ABSTRACT

By the time the Order of the Hospital of St John reached Malta in 1530, it had grown into a wealthy institution because it had for long possessed extensive landed resources throughout Europe. ‘Land, in a pre-industrial society’, we are told, ‘was the source of … all wealth’. 1 Acquired partly through donations from its early days, and partly through occasional new acquisitions over the years, these vast and generally secure holdings were indispensable to the performance of the Hospital’s mission and its survival. For a more efficient administration, they were grouped into priories in harmony with the determining forces of geography, language, and regional culture, with each priory composed of a number of smaller units, known as preceptories or commanderies. Most of these were leased to third parties to create sufficient funds in the form of responsions, a fixed percentage of their net annual income, to finance all their activities—from the religious to the naval and the military, and from the spiritual to the political and the charitable.
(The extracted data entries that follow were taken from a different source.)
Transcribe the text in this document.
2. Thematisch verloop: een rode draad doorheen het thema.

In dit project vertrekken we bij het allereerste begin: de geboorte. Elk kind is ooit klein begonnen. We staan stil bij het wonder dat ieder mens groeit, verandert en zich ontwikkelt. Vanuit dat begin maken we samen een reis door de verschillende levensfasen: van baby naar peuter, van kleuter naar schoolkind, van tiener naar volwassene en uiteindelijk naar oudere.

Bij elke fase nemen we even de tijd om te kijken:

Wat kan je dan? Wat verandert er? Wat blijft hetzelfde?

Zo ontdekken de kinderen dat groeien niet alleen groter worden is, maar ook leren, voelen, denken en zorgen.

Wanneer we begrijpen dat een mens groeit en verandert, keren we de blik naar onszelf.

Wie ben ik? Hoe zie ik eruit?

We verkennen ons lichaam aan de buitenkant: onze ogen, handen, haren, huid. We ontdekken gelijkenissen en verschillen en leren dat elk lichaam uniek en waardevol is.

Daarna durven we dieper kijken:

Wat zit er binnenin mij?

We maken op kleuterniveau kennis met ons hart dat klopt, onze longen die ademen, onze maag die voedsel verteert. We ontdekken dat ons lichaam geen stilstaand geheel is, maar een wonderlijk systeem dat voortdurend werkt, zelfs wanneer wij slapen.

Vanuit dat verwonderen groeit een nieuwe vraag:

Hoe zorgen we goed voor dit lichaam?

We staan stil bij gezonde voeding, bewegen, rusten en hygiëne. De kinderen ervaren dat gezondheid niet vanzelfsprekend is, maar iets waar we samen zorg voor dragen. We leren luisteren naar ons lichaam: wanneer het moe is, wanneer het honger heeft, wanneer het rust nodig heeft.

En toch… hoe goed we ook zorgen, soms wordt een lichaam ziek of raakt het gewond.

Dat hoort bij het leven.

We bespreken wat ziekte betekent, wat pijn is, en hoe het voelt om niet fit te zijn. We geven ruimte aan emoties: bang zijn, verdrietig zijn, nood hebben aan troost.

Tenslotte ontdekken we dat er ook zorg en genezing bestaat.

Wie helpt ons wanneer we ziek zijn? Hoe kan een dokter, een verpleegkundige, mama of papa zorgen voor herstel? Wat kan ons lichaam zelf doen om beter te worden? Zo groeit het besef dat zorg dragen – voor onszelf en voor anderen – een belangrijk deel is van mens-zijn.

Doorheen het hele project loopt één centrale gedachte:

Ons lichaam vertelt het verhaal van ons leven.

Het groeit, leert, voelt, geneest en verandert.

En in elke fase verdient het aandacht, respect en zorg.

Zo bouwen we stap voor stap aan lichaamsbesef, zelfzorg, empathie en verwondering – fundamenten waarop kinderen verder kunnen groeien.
Moreover, they sustained the livelihood of the entire brotherhood. It was in these preceptories that new members were recruited; it was to these centres that elder brethren retired. 2 Moreover, these responsions kept the fortress of Malta in a state of military readiness as they had done with the Order’s fortresses in the Latin East and later on Rhodes, and helped the institution to maintain a splendid and impressive presence at all the major princely courts in Europe. Immune from the dominance of both diocesan and secular authorities, this colossal network of estates gave the Hospital international relevance: 3 it helped it grow from a humble charitable institution in the 1070s to one of great privilege and influence and whose service benefitted a wide cross section of the society of which the Hospitallers formed part. It did not demonstrate, as detractors and some historians are inclined to claim (with hardly any convincing supporting evidence), that over the very long term, the institution became so enmeshed in worldly affairs that it neglected its original mission. The ‘holy poor’, the sick, and a professed endeavour to contain militant Islam and to prevent the spread of diseases such as the plague remained its focus.